Before appearing in movies, Thaxter was on the stage. When Dorothy McGuire went to Hollywood, Thaxter replaced her in the Broadway play Claudia. In 1944, she signed a contract with Metro-Goldwyn-Mayer. Her movie debut was opposite Van Johnson in the 1944 wartime film Thirty Seconds Over Tokyo. In the 1945 film-noir Bewitched, Thaxter played Joan Alris Ellis, a woman suffering from split personality. In 1948, she played a cattle owner's daughter with Barbara Bel Geddes in Blood on the Moon.
At MGM, she routinely portrayed the ever-patient wife to a number of leading men.
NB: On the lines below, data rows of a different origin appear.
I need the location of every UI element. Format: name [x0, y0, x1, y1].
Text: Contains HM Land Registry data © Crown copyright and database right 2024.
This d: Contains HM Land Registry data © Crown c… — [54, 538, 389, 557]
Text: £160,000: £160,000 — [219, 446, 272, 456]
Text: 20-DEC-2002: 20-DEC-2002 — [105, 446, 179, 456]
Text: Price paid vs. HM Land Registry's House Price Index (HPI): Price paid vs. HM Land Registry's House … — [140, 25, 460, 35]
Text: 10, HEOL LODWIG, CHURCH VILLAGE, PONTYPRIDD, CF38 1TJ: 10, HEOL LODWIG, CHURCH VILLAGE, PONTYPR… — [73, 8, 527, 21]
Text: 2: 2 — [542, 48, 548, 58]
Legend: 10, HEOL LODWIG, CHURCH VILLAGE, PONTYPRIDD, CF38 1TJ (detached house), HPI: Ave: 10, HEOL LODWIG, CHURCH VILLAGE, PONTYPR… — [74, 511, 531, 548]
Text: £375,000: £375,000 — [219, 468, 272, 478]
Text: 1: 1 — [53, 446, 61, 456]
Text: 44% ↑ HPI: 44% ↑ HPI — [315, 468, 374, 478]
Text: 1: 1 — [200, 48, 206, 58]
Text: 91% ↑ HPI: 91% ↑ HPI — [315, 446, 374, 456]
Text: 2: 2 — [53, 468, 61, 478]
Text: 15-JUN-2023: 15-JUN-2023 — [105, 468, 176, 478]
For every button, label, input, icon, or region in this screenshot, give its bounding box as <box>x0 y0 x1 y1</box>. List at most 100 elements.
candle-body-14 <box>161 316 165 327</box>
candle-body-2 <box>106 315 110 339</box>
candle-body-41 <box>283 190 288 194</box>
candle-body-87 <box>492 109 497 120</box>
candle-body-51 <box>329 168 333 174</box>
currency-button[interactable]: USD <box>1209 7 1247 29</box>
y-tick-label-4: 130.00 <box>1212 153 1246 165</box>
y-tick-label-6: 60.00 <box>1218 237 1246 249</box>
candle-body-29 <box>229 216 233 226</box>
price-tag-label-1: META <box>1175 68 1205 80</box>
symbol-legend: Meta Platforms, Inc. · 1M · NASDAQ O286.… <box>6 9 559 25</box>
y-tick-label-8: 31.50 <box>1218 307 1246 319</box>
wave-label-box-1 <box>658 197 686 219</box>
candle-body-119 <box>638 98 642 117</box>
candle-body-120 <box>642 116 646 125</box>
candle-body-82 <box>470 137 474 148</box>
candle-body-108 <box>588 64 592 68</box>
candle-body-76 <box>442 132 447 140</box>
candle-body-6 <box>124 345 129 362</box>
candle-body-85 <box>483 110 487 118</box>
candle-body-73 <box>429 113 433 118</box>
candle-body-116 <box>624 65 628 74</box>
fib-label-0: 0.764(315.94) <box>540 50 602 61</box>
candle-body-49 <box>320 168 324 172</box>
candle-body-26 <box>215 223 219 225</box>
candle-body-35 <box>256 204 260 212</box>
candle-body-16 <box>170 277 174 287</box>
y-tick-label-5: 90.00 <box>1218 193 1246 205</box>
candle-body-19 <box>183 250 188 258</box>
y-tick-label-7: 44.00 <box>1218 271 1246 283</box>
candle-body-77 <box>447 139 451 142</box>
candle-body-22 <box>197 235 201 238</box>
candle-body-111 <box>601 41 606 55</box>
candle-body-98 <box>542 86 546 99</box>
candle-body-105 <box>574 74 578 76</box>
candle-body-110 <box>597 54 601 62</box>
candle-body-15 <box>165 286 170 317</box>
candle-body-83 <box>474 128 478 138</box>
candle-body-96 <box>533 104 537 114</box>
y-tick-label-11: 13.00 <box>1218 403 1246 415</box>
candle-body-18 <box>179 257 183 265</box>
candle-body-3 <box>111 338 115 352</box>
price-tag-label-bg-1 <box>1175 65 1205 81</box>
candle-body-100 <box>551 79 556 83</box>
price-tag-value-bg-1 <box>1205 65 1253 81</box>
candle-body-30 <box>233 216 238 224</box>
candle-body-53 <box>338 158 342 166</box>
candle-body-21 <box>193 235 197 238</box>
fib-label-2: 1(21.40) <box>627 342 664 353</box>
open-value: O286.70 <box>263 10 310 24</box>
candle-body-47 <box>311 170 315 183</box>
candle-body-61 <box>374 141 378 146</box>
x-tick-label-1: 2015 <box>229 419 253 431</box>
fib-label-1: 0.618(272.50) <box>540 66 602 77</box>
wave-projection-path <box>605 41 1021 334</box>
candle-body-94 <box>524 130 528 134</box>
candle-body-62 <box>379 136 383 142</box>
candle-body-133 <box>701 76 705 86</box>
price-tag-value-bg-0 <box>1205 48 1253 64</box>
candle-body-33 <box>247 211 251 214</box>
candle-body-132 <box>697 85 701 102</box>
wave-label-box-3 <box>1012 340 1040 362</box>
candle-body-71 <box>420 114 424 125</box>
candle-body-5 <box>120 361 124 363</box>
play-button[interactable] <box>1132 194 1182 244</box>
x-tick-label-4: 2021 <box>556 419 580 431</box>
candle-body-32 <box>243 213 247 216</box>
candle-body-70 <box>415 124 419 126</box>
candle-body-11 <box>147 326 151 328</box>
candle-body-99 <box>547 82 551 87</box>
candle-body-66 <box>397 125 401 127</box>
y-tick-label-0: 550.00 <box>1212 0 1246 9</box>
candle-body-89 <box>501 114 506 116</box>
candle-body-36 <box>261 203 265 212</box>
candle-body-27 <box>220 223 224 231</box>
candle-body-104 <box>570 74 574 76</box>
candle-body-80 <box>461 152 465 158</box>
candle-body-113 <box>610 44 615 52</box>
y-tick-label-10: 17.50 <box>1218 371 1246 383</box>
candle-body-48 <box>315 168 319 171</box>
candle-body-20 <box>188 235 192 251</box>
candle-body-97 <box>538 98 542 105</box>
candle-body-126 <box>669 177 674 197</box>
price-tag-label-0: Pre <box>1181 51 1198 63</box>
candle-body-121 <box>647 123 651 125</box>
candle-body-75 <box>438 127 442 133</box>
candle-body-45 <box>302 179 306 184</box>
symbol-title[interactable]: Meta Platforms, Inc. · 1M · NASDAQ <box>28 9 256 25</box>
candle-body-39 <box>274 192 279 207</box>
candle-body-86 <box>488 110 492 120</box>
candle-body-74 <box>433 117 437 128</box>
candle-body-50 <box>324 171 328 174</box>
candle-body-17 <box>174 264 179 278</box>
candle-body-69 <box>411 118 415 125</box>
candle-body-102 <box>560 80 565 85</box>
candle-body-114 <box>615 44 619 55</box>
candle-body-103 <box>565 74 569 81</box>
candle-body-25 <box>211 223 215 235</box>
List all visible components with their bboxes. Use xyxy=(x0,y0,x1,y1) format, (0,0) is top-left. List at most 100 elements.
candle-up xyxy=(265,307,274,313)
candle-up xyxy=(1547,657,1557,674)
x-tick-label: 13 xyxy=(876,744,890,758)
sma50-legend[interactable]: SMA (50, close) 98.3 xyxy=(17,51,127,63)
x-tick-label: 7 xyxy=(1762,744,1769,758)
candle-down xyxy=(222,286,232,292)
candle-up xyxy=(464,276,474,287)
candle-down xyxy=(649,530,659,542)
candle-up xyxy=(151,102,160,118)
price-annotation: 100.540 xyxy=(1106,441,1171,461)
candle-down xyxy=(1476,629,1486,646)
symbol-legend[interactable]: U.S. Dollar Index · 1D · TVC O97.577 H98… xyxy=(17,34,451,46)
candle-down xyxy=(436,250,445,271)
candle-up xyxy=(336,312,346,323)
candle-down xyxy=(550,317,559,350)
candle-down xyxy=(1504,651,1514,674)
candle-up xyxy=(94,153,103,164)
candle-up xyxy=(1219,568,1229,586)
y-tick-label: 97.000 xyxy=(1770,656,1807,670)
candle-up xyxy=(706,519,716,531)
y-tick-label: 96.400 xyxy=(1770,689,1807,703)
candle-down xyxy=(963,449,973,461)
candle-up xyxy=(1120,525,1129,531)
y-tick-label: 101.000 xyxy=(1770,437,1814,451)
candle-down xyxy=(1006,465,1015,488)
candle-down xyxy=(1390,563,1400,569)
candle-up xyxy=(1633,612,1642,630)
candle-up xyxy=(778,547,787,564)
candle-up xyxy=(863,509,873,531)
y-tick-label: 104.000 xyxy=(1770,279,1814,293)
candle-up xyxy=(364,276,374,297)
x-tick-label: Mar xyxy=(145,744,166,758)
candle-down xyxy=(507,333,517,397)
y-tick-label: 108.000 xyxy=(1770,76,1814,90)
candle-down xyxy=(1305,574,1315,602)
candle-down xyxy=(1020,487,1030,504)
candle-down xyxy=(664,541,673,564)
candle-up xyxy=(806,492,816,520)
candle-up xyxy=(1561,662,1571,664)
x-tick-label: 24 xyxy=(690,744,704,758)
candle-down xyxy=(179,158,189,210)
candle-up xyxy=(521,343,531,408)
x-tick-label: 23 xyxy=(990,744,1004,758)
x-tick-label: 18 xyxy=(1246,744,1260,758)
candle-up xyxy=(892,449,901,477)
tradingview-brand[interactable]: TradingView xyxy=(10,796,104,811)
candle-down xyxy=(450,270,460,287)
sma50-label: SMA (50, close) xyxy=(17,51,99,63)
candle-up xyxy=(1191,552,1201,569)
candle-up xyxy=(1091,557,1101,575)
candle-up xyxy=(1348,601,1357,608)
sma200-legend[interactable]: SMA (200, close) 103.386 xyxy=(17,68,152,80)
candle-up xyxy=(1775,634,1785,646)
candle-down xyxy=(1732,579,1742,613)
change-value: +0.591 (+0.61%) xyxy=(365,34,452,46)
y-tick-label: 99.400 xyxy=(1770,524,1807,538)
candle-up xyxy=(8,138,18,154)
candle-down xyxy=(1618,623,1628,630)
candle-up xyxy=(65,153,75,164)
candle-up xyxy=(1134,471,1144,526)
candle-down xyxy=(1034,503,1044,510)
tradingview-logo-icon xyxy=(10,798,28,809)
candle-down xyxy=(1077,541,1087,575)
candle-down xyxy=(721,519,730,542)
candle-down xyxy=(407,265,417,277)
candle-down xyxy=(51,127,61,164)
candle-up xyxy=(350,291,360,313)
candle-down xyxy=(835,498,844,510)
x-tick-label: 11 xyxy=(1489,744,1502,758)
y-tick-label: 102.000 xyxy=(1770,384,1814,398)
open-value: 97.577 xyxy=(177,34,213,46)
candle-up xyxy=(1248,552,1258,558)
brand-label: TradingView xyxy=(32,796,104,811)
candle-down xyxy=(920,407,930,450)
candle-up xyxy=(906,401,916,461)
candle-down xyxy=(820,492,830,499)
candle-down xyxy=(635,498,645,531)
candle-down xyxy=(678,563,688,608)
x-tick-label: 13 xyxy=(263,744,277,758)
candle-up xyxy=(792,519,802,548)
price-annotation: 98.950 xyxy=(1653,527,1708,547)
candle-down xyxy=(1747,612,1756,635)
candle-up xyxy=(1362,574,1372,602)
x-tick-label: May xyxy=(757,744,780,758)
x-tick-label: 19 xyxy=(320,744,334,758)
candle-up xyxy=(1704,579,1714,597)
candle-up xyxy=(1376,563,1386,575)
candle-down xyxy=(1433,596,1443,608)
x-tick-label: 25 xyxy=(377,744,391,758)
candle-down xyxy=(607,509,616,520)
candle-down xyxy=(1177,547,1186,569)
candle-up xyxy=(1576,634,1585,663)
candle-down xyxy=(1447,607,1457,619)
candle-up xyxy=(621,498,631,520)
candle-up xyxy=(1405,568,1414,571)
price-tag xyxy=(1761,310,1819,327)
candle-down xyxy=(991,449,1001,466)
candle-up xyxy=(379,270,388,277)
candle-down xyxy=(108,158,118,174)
She moved to Warner Brothers in the 1950s, but usually played the same type of roles.
Thaxter's career stalled after an attack of polio in 1952. She made a comeback in television series such as Rawhide, portraying Pauline Cushman in the episode "The Blue Spy", Wagon Train, and "The Vivian Carter Story ", The Twilight Zone, and Alfred Hitchcock Presents.
Thacker played in Barnaby Jones, in an episode titled “Murder Once Removed”.
She also returned to Broadway, appearing in Take Her, She's Mine at the Biltmore in 1961. In 1978, Thaxter was cast with Glenn Ford as Jonathan and Martha Kent in the blockbuster film Superman. The film was produced by her daughter Skye Aubrey's then-husband Ilya Salkind and his father Alexander Salkind.

Personal life

, in her biography of Montgomery Clift, tells of Thaxter's close relationship with Clift in the early 1940s, writing that they "seemed so close that a great many people assumed they would eventually marry". While at MGM, Thaxter married James T. Aubrey, Jr., who later became president of CBS-TV and MGM. They divorced in 1962. They had two children: Skye Aubrey, an actress; and James Aubrey.
A Republican, she supported the campaign of Dwight Eisenhower in the 1952 presidential election. She adhered to Catholicism.
In 1962, Thaxter married Gilbert Lea. They were married for 46 years until his death on May 4, 2008.

Death

Thaxter died on August 14, 2012, in Longwood, Florida, after an eight-year battle with Alzheimer's disease. She was 92 years old. In keeping with her wishes, she was cremated, and her ashes were scattered at sea. Her name was added to her husband's tombstone at Saint Mary the Virgin Cemetery, in Falmouth, Maine.